When Müller criticised male contestants for saying women who love attention are red flags (“I think that shows insecurity”), she was dubbed “off-putting” by the brother of the man she’s dating. The group of boys then later whined about the unfairness of women being able to speak frankly about their behaviour, while they’d be lambasted if roles were reversed. This so-called “hypocrisy” is the manosphere’s favourite qualm.
“You guys are moping around like children,” Müller told them. “We have been disrespected in a line, all of us,” she added in a later discussion. “And you guys want to talk about double standards. Do you know the lives that women live; the double standards that we live every day? If for one second we want to have the upper leg, I think you can give us that.”

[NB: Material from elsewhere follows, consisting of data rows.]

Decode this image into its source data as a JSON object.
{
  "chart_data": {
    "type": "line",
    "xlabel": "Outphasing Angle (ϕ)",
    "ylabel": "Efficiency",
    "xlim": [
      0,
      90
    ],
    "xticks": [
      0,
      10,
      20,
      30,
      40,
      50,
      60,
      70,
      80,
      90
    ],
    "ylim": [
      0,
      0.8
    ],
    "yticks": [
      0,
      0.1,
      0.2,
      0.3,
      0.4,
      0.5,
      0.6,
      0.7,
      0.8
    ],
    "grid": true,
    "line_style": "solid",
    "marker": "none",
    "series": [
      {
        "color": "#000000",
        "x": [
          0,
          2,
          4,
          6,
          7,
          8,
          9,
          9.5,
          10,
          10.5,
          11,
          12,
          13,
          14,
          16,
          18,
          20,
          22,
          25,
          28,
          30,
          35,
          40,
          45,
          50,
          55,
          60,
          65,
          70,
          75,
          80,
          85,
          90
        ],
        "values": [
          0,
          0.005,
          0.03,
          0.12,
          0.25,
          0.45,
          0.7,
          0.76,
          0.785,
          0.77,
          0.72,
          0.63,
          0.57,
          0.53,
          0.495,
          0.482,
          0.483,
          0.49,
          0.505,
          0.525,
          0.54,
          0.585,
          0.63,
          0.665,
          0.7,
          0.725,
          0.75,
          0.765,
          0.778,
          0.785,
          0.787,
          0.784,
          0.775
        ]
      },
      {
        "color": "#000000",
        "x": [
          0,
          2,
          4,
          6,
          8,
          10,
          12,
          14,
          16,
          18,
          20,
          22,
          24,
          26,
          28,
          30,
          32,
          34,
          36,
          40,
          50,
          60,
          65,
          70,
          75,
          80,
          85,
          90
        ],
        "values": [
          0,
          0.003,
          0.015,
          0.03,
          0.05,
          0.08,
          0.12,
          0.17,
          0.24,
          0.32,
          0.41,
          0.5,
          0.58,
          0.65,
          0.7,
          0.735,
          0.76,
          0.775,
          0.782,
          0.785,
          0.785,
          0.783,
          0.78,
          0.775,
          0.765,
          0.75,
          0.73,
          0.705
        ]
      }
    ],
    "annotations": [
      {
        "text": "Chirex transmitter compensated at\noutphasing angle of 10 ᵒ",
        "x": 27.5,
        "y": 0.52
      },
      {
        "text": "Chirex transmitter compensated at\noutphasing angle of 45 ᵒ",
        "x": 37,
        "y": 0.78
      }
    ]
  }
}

In another chat with her partner’s brother, she hammered home: “A lot of you in here are not used to women having really strong opinions and it’s showing.” Her victim, Aidan, then retorted: “I feel like that’s the same maybe on your behalf as well,” before Müller, with lethal precision, countered: “What? Men with strong opinions? That’s my everyday life.”

Not since season three, when Camilla Thurlow asked Jonny Mitchell whether he was a feminist (“I feel like feminism believes in inequality,” he replied), has Love Island so clearly demonstrated the ideological divide present in modern dating. An analysis of survey data found in 2024 that young women have rapidly become more liberal, while young men have become more conservative, or taken longer to become progressive – and now we’re finally seeing it play out on our screens.

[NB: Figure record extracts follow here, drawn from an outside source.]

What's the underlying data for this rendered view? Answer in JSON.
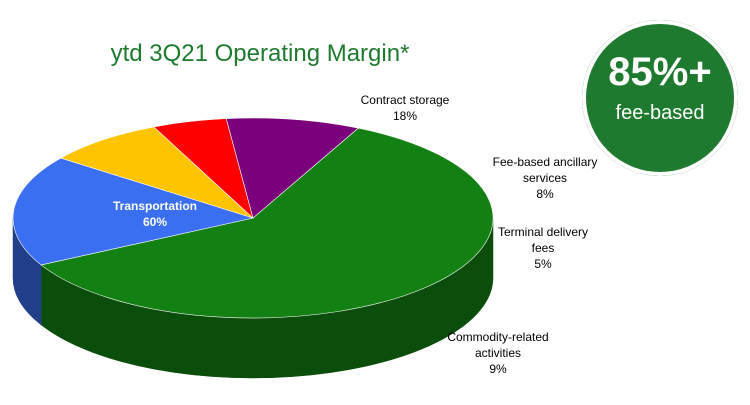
{
  "badge": {
    "value": "85%+",
    "caption": "fee-based"
  },
  "chart_data": {
    "type": "pie",
    "title": "ytd 3Q21 Operating Margin*",
    "slices": [
      {
        "label": [
          "Transportation"
        ],
        "value": 60,
        "display": "60%",
        "color": "#138013",
        "dark": "#0b4d0b"
      },
      {
        "label": [
          "Contract storage"
        ],
        "value": 18,
        "display": "18%",
        "color": "#3a6ff2",
        "dark": "#223f8a"
      },
      {
        "label": [
          "Fee-based ancillary",
          "services"
        ],
        "value": 8,
        "display": "8%",
        "color": "#ffc400",
        "dark": "#a07a00"
      },
      {
        "label": [
          "Terminal delivery",
          "fees"
        ],
        "value": 5,
        "display": "5%",
        "color": "#ff0000",
        "dark": "#8a0000"
      },
      {
        "label": [
          "Commodity-related",
          "activities"
        ],
        "value": 9,
        "display": "9%",
        "color": "#7b007b",
        "dark": "#3e003e"
      }
    ]
  }
}
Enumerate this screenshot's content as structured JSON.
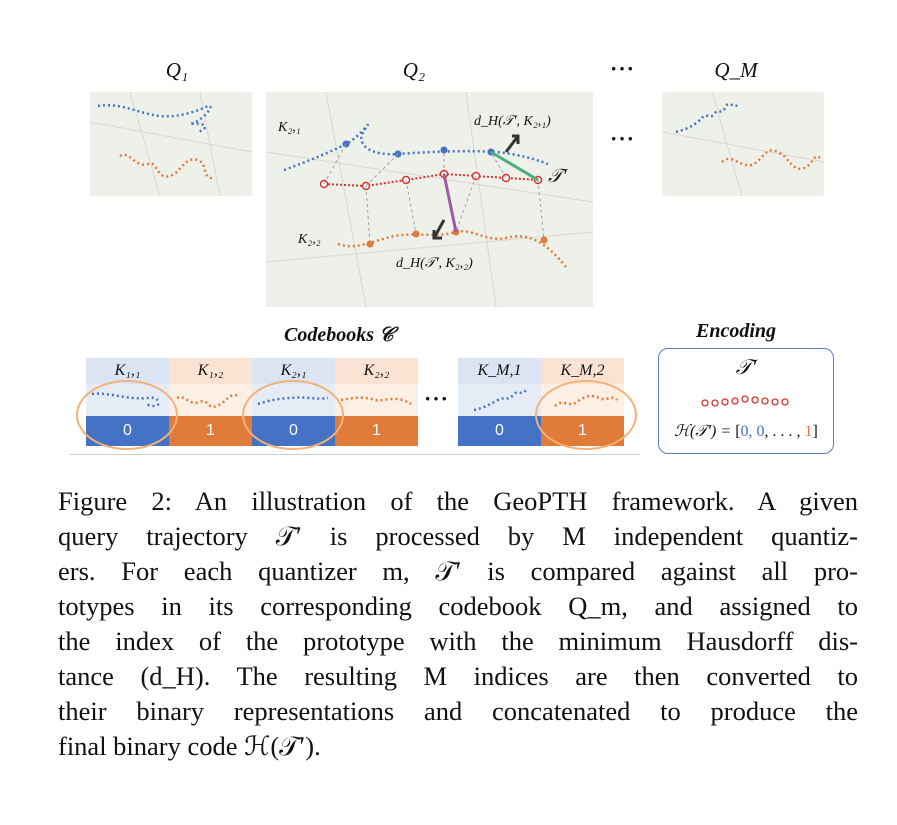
{
  "figure": {
    "q1_label": "Q₁",
    "q2_label": "Q₂",
    "qm_label": "Q_M",
    "ellipsis": "···",
    "k21_label": "K₂,₁",
    "k22_label": "K₂,₂",
    "dh_k21": "d_H(𝒯′, K₂,₁)",
    "dh_k22": "d_H(𝒯′, K₂,₂)",
    "t_prime": "𝒯′",
    "codebooks_heading": "Codebooks 𝒞",
    "encoding_heading": "Encoding",
    "codebook_cells": [
      {
        "label": "K₁,₁",
        "bit": "0"
      },
      {
        "label": "K₁,₂",
        "bit": "1"
      },
      {
        "label": "K₂,₁",
        "bit": "0"
      },
      {
        "label": "K₂,₂",
        "bit": "1"
      },
      {
        "label": "K_M,1",
        "bit": "0"
      },
      {
        "label": "K_M,2",
        "bit": "1"
      }
    ],
    "encoding_t_prime": "𝒯′",
    "encoding_formula_prefix": "ℋ(𝒯′) = ",
    "encoding_formula_open": "[",
    "encoding_formula_zeros": "0, 0",
    "encoding_formula_mid": ", . . . , ",
    "encoding_formula_one": "1",
    "encoding_formula_close": "]",
    "colors": {
      "blue": "#4472c4",
      "orange": "#e07b39",
      "red": "#d9342b"
    }
  },
  "caption": {
    "lines": [
      "Figure 2: An illustration of the GeoPTH framework. A given",
      "query trajectory 𝒯′ is processed by M independent quantiz-",
      "ers. For each quantizer m, 𝒯′ is compared against all pro-",
      "totypes in its corresponding codebook Q_m, and assigned to",
      "the index of the prototype with the minimum Hausdorff dis-",
      "tance (d_H). The resulting M indices are then converted to",
      "their binary representations and concatenated to produce the",
      "final binary code ℋ(𝒯′)."
    ]
  }
}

Lately, life in the Love Island villa has finally become – much like in many instances in the outside world – less about women acting a certain way to make men like them, and more about women scoping out whether men like them for who they actually are: real people, with real opinions.
“You’re projecting onto me a version of me that you want,” Müller told her current partner, Kavan, when he questioned her behaviour. “This is who I am. I am opinionated. I will ride with my girls till the end and I want my man to ride with me to the end.” Was it Shakespeare? Certainly not. But it was a refreshingly astute reaction that many viewers have related to.
“They need to release a second hour of just what Jasmine did that day, please,” one person begged the show’s producers on TikTok. “Wait, is Love Island watchable again?!” another asked, astonished. “Yeah. It's not the same boring conversations that we've had for the last few seasons,” a third person replied, alongside calls to give Müller her own show.
Müller is inarguably beautiful – but she has shown, swiftly and assertively, that this is the least interesting thing about her. At a time when filler is flogged at bargain basement prices and the “perfect body” is just a weekly jab away, anyone with a bit of money can adhere to Love Island’s beauty standards; Not everyone can have an overt interest in the world or a dedication to being well-read. In 2026, to viewers and beyond, that’s hot.